Monocular Based Method
Many existing studies rely on binocular methods. In contrast, our approach uses monocular images to estimate gaze depth even in environments where binocular information is unavailable.
Various Gaze Depth Ranges
We set the gaze depth range from 15 cm to 60 cm at intervals of 5 cm. Compared to previous studies, this setup provides a broader and more detailed range, enabling us to observe changes in ocular features corresponding to small variations in gaze depth.
Low-Cost Method
While most previous eye tracking studies require capturing the information of both eyes, we estimate gaze depth by capturing the information of just one eye using a single camera. This approach reduces both computational complexity and cost.
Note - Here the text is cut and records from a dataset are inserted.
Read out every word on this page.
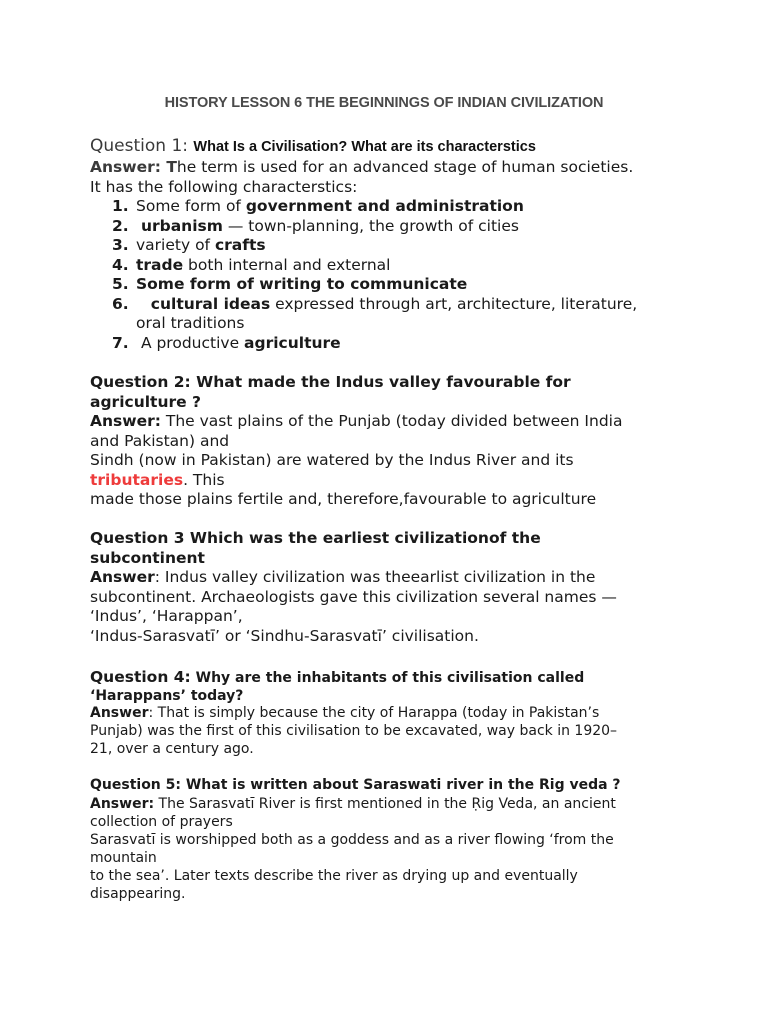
HISTORY LESSON 6 THE BEGINNINGS OF INDIAN CIVILIZATION
Question 1: What Is a Civilisation? What are its characterstics
Answer: The term is used for an advanced stage of human societies.
It has the following characterstics:
1. Some form of government and administration
2. urbanism — town-planning, the growth of cities
3. variety of crafts
4. trade both internal and external
5. Some form of writing to communicate
6. cultural ideas expressed through art, architecture, literature,
oral traditions
7. A productive agriculture
Question 2: What made the Indus valley favourable for
agriculture ?
Answer: The vast plains of the Punjab (today divided between India
and Pakistan) and
Sindh (now in Pakistan) are watered by the Indus River and its
tributaries. This
made those plains fertile and, therefore,favourable to agriculture
Question 3 Which was the earliest civilizationof the
subcontinent
Answer: Indus valley civilization was theearlist civilization in the
subcontinent. Archaeologists gave this civilization several names —
‘Indus’, ‘Harappan’,
‘Indus-Sarasvatī’ or ‘Sindhu-Sarasvatī’ civilisation.
Question 4: Why are the inhabitants of this civilisation called
‘Harappans’ today?
Answer: That is simply because the city of Harappa (today in Pakistan’s
Punjab) was the first of this civilisation to be excavated, way back in 1920–
21, over a century ago.
Question 5: What is written about Saraswati river in the Rig veda ?
Answer: The Sarasvatī River is first mentioned in the Ṛig Veda, an ancient
collection of prayers
Sarasvatī is worshipped both as a goddess and as a river flowing ‘from the
mountain
to the sea’. Later texts describe the river as drying up and eventually
disappearing.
The above contributions are detailed in the Section 4. The remainder of this paper is organized as follows: Section 2 reviews related work on eye tracking with a focus on gaze depth estimation, and highlights how our approach differs; Section 3 describes the features and images used to estimate gaze depth along with the feature extraction algorithm and analysis method; Section 4 presents the experimental design and results; in Section 5, we compare the performance of our method with existing binocular based approaches; finally, Section 6 concludes the paper with a discussion of limitations and future work.

2. Related Work

There are various methods for eye tracking that can be grouped into distinct categories. Here, we categorize eye tracking research into binocular and monocular approaches, first describing research on binocular gaze estimation followed by research on monocular gaze estimation. Binocular methods estimate gaze depth using data from both eyes, while monocular based methods rely on data from a single eye. At the end of this section, we compare our proposed method with existing approaches and highlight their differences.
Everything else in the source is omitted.